Shape inflation: a simple accelerator may be called an engine to avoid ADR 001. The ordered classification rule mitigates this by checking the accelerator shape first.

Hidden lifecycle: a callable may quietly spawn a worker. The rule that each boundary is governed by its own shape mitigates this.

Semantic drift: native behavior may diverge from Python behavior. The mitigation is shared compatibility tests for accelerators, semantic comparison tests for engines, and protocol contract tests for workers.

Silent fallback: native failures may be hidden by broad fallback behavior. The mitigation is explicit fallback policy and tests that fail on unexpected native import, runtime, or protocol errors.

Boundary creep: a coarse boundary may decay into per-item calls.
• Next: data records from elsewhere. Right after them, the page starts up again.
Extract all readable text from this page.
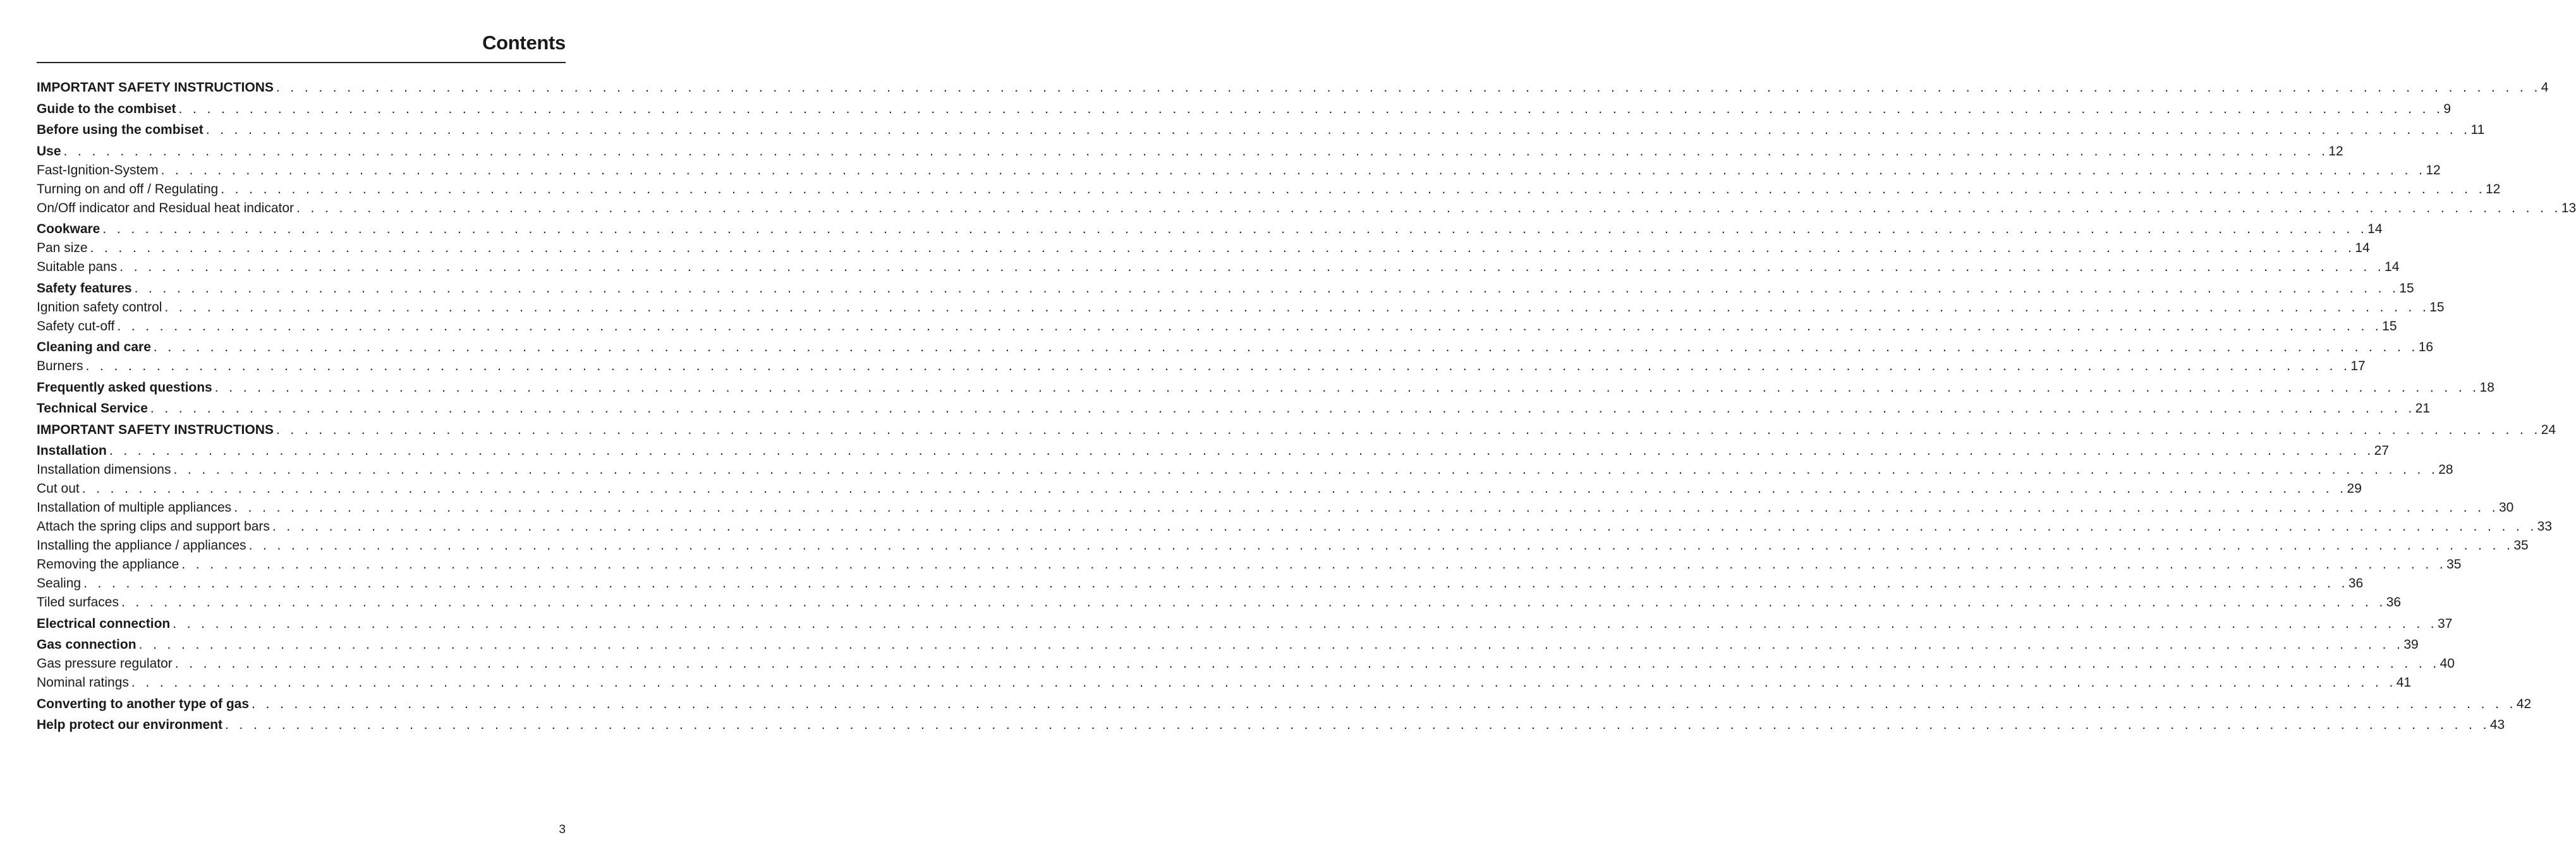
Contents
IMPORTANT SAFETY INSTRUCTIONS . . . . . . . . . . . . . . . . . . . . . . . . . . . . . . . . . . . . . . . . . . . . . . . . . . . . . . . . . . . . . . . . . . . . . . . . . . . . . . . . . . . . . . . . . . . . . . . . . . . . . . . . . . . . . . . . . . . . . . . . . . . . . . . . . . . . . . . . . . . . . . . . . . . . . . . . . . . . . . . . 4
Guide to the combiset . . . . . . . . . . . . . . . . . . . . . . . . . . . . . . . . . . . . . . . . . . . . . . . . . . . . . . . . . . . . . . . . . . . . . . . . . . . . . . . . . . . . . . . . . . . . . . . . . . . . . . . . . . . . . . . . . . . . . . . . . . . . . . . . . . . . . . . . . . . . . . . . . . . . . . . . . . . . . . . . 9
Before using the combiset . . . . . . . . . . . . . . . . . . . . . . . . . . . . . . . . . . . . . . . . . . . . . . . . . . . . . . . . . . . . . . . . . . . . . . . . . . . . . . . . . . . . . . . . . . . . . . . . . . . . . . . . . . . . . . . . . . . . . . . . . . . . . . . . . . . . . . . . . . . . . . . . . . . . . . . . . . . . . . . . 11
Use . . . . . . . . . . . . . . . . . . . . . . . . . . . . . . . . . . . . . . . . . . . . . . . . . . . . . . . . . . . . . . . . . . . . . . . . . . . . . . . . . . . . . . . . . . . . . . . . . . . . . . . . . . . . . . . . . . . . . . . . . . . . . . . . . . . . . . . . . . . . . . . . . . . . . . . . . . . . . . . . 12
Fast-Ignition-System . . . . . . . . . . . . . . . . . . . . . . . . . . . . . . . . . . . . . . . . . . . . . . . . . . . . . . . . . . . . . . . . . . . . . . . . . . . . . . . . . . . . . . . . . . . . . . . . . . . . . . . . . . . . . . . . . . . . . . . . . . . . . . . . . . . . . . . . . . . . . . . . . . . . . . . . . . . . . . . . 12
Turning on and off / Regulating . . . . . . . . . . . . . . . . . . . . . . . . . . . . . . . . . . . . . . . . . . . . . . . . . . . . . . . . . . . . . . . . . . . . . . . . . . . . . . . . . . . . . . . . . . . . . . . . . . . . . . . . . . . . . . . . . . . . . . . . . . . . . . . . . . . . . . . . . . . . . . . . . . . . . . . . . . . . . . . . 12
On/Off indicator and Residual heat indicator . . . . . . . . . . . . . . . . . . . . . . . . . . . . . . . . . . . . . . . . . . . . . . . . . . . . . . . . . . . . . . . . . . . . . . . . . . . . . . . . . . . . . . . . . . . . . . . . . . . . . . . . . . . . . . . . . . . . . . . . . . . . . . . . . . . . . . . . . . . . . . . . . . . . . . . . . . . . . . . . 13
Cookware . . . . . . . . . . . . . . . . . . . . . . . . . . . . . . . . . . . . . . . . . . . . . . . . . . . . . . . . . . . . . . . . . . . . . . . . . . . . . . . . . . . . . . . . . . . . . . . . . . . . . . . . . . . . . . . . . . . . . . . . . . . . . . . . . . . . . . . . . . . . . . . . . . . . . . . . . . . . . . . . 14
Pan size . . . . . . . . . . . . . . . . . . . . . . . . . . . . . . . . . . . . . . . . . . . . . . . . . . . . . . . . . . . . . . . . . . . . . . . . . . . . . . . . . . . . . . . . . . . . . . . . . . . . . . . . . . . . . . . . . . . . . . . . . . . . . . . . . . . . . . . . . . . . . . . . . . . . . . . . . . . . . . . . 14
Suitable pans . . . . . . . . . . . . . . . . . . . . . . . . . . . . . . . . . . . . . . . . . . . . . . . . . . . . . . . . . . . . . . . . . . . . . . . . . . . . . . . . . . . . . . . . . . . . . . . . . . . . . . . . . . . . . . . . . . . . . . . . . . . . . . . . . . . . . . . . . . . . . . . . . . . . . . . . . . . . . . . . 14
Safety features . . . . . . . . . . . . . . . . . . . . . . . . . . . . . . . . . . . . . . . . . . . . . . . . . . . . . . . . . . . . . . . . . . . . . . . . . . . . . . . . . . . . . . . . . . . . . . . . . . . . . . . . . . . . . . . . . . . . . . . . . . . . . . . . . . . . . . . . . . . . . . . . . . . . . . . . . . . . . . . . 15
Ignition safety control . . . . . . . . . . . . . . . . . . . . . . . . . . . . . . . . . . . . . . . . . . . . . . . . . . . . . . . . . . . . . . . . . . . . . . . . . . . . . . . . . . . . . . . . . . . . . . . . . . . . . . . . . . . . . . . . . . . . . . . . . . . . . . . . . . . . . . . . . . . . . . . . . . . . . . . . . . . . . . . . 15
Safety cut-off . . . . . . . . . . . . . . . . . . . . . . . . . . . . . . . . . . . . . . . . . . . . . . . . . . . . . . . . . . . . . . . . . . . . . . . . . . . . . . . . . . . . . . . . . . . . . . . . . . . . . . . . . . . . . . . . . . . . . . . . . . . . . . . . . . . . . . . . . . . . . . . . . . . . . . . . . . . . . . . . 15
Cleaning and care . . . . . . . . . . . . . . . . . . . . . . . . . . . . . . . . . . . . . . . . . . . . . . . . . . . . . . . . . . . . . . . . . . . . . . . . . . . . . . . . . . . . . . . . . . . . . . . . . . . . . . . . . . . . . . . . . . . . . . . . . . . . . . . . . . . . . . . . . . . . . . . . . . . . . . . . . . . . . . . . 16
Burners . . . . . . . . . . . . . . . . . . . . . . . . . . . . . . . . . . . . . . . . . . . . . . . . . . . . . . . . . . . . . . . . . . . . . . . . . . . . . . . . . . . . . . . . . . . . . . . . . . . . . . . . . . . . . . . . . . . . . . . . . . . . . . . . . . . . . . . . . . . . . . . . . . . . . . . . . . . . . . . . 17
Frequently asked questions . . . . . . . . . . . . . . . . . . . . . . . . . . . . . . . . . . . . . . . . . . . . . . . . . . . . . . . . . . . . . . . . . . . . . . . . . . . . . . . . . . . . . . . . . . . . . . . . . . . . . . . . . . . . . . . . . . . . . . . . . . . . . . . . . . . . . . . . . . . . . . . . . . . . . . . . . . . . . . . . 18
Technical Service . . . . . . . . . . . . . . . . . . . . . . . . . . . . . . . . . . . . . . . . . . . . . . . . . . . . . . . . . . . . . . . . . . . . . . . . . . . . . . . . . . . . . . . . . . . . . . . . . . . . . . . . . . . . . . . . . . . . . . . . . . . . . . . . . . . . . . . . . . . . . . . . . . . . . . . . . . . . . . . . 21
IMPORTANT SAFETY INSTRUCTIONS . . . . . . . . . . . . . . . . . . . . . . . . . . . . . . . . . . . . . . . . . . . . . . . . . . . . . . . . . . . . . . . . . . . . . . . . . . . . . . . . . . . . . . . . . . . . . . . . . . . . . . . . . . . . . . . . . . . . . . . . . . . . . . . . . . . . . . . . . . . . . . . . . . . . . . . . . . . . . . . . 24
Installation . . . . . . . . . . . . . . . . . . . . . . . . . . . . . . . . . . . . . . . . . . . . . . . . . . . . . . . . . . . . . . . . . . . . . . . . . . . . . . . . . . . . . . . . . . . . . . . . . . . . . . . . . . . . . . . . . . . . . . . . . . . . . . . . . . . . . . . . . . . . . . . . . . . . . . . . . . . . . . . . 27
Installation dimensions . . . . . . . . . . . . . . . . . . . . . . . . . . . . . . . . . . . . . . . . . . . . . . . . . . . . . . . . . . . . . . . . . . . . . . . . . . . . . . . . . . . . . . . . . . . . . . . . . . . . . . . . . . . . . . . . . . . . . . . . . . . . . . . . . . . . . . . . . . . . . . . . . . . . . . . . . . . . . . . . 28
Cut out . . . . . . . . . . . . . . . . . . . . . . . . . . . . . . . . . . . . . . . . . . . . . . . . . . . . . . . . . . . . . . . . . . . . . . . . . . . . . . . . . . . . . . . . . . . . . . . . . . . . . . . . . . . . . . . . . . . . . . . . . . . . . . . . . . . . . . . . . . . . . . . . . . . . . . . . . . . . . . . . 29
Installation of multiple appliances . . . . . . . . . . . . . . . . . . . . . . . . . . . . . . . . . . . . . . . . . . . . . . . . . . . . . . . . . . . . . . . . . . . . . . . . . . . . . . . . . . . . . . . . . . . . . . . . . . . . . . . . . . . . . . . . . . . . . . . . . . . . . . . . . . . . . . . . . . . . . . . . . . . . . . . . . . . . . . . . 30
Attach the spring clips and support bars . . . . . . . . . . . . . . . . . . . . . . . . . . . . . . . . . . . . . . . . . . . . . . . . . . . . . . . . . . . . . . . . . . . . . . . . . . . . . . . . . . . . . . . . . . . . . . . . . . . . . . . . . . . . . . . . . . . . . . . . . . . . . . . . . . . . . . . . . . . . . . . . . . . . . . . . . . . . . . . . 33
Installing the appliance / appliances . . . . . . . . . . . . . . . . . . . . . . . . . . . . . . . . . . . . . . . . . . . . . . . . . . . . . . . . . . . . . . . . . . . . . . . . . . . . . . . . . . . . . . . . . . . . . . . . . . . . . . . . . . . . . . . . . . . . . . . . . . . . . . . . . . . . . . . . . . . . . . . . . . . . . . . . . . . . . . . . 35
Removing the appliance . . . . . . . . . . . . . . . . . . . . . . . . . . . . . . . . . . . . . . . . . . . . . . . . . . . . . . . . . . . . . . . . . . . . . . . . . . . . . . . . . . . . . . . . . . . . . . . . . . . . . . . . . . . . . . . . . . . . . . . . . . . . . . . . . . . . . . . . . . . . . . . . . . . . . . . . . . . . . . . . 35
Sealing . . . . . . . . . . . . . . . . . . . . . . . . . . . . . . . . . . . . . . . . . . . . . . . . . . . . . . . . . . . . . . . . . . . . . . . . . . . . . . . . . . . . . . . . . . . . . . . . . . . . . . . . . . . . . . . . . . . . . . . . . . . . . . . . . . . . . . . . . . . . . . . . . . . . . . . . . . . . . . . . 36
Tiled surfaces . . . . . . . . . . . . . . . . . . . . . . . . . . . . . . . . . . . . . . . . . . . . . . . . . . . . . . . . . . . . . . . . . . . . . . . . . . . . . . . . . . . . . . . . . . . . . . . . . . . . . . . . . . . . . . . . . . . . . . . . . . . . . . . . . . . . . . . . . . . . . . . . . . . . . . . . . . . . . . . . 36
Electrical connection . . . . . . . . . . . . . . . . . . . . . . . . . . . . . . . . . . . . . . . . . . . . . . . . . . . . . . . . . . . . . . . . . . . . . . . . . . . . . . . . . . . . . . . . . . . . . . . . . . . . . . . . . . . . . . . . . . . . . . . . . . . . . . . . . . . . . . . . . . . . . . . . . . . . . . . . . . . . . . . . 37
Gas connection . . . . . . . . . . . . . . . . . . . . . . . . . . . . . . . . . . . . . . . . . . . . . . . . . . . . . . . . . . . . . . . . . . . . . . . . . . . . . . . . . . . . . . . . . . . . . . . . . . . . . . . . . . . . . . . . . . . . . . . . . . . . . . . . . . . . . . . . . . . . . . . . . . . . . . . . . . . . . . . . 39
Gas pressure regulator . . . . . . . . . . . . . . . . . . . . . . . . . . . . . . . . . . . . . . . . . . . . . . . . . . . . . . . . . . . . . . . . . . . . . . . . . . . . . . . . . . . . . . . . . . . . . . . . . . . . . . . . . . . . . . . . . . . . . . . . . . . . . . . . . . . . . . . . . . . . . . . . . . . . . . . . . . . . . . . . 40
Nominal ratings . . . . . . . . . . . . . . . . . . . . . . . . . . . . . . . . . . . . . . . . . . . . . . . . . . . . . . . . . . . . . . . . . . . . . . . . . . . . . . . . . . . . . . . . . . . . . . . . . . . . . . . . . . . . . . . . . . . . . . . . . . . . . . . . . . . . . . . . . . . . . . . . . . . . . . . . . . . . . . . . 41
Converting to another type of gas . . . . . . . . . . . . . . . . . . . . . . . . . . . . . . . . . . . . . . . . . . . . . . . . . . . . . . . . . . . . . . . . . . . . . . . . . . . . . . . . . . . . . . . . . . . . . . . . . . . . . . . . . . . . . . . . . . . . . . . . . . . . . . . . . . . . . . . . . . . . . . . . . . . . . . . . . . . . . . . . 42
Help protect our environment . . . . . . . . . . . . . . . . . . . . . . . . . . . . . . . . . . . . . . . . . . . . . . . . . . . . . . . . . . . . . . . . . . . . . . . . . . . . . . . . . . . . . . . . . . . . . . . . . . . . . . . . . . . . . . . . . . . . . . . . . . . . . . . . . . . . . . . . . . . . . . . . . . . . . . . . . . . . . . . . 43
3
The mitigation is the native change record’s crossing-frequency field and benchmark requirement.

Relationship to ADR 001

ADR 001 governs drop-in accelerators: native implementations that replace public Python APIs while preserving observable behavior.

This ADR governs native boundaries that are not simple drop-ins: in-process engines over plans, batches, or scoped state, and independent workers behind protocols.

ADR 001 remains binding for any public API exposed as a transparent replacement for pure Python behavior. Engines and workers are not held to ADR 001’s exact-match model unless they also expose an accelerator boundary, but they remain Python-first: Python-only operation must continue to work unless a later ADR explicitly grants an exemption, and native tests never replace the Python-only suite.

Final position

Rust may make the project faster, more predictable, or better able to integrate with native platform boundaries. It must not make the project less Pythonic, less portable, less tested, less explicit, or less predictable.

The public Python API owns user semantics. Rust earns its place at measured, coarse, explicit boundaries.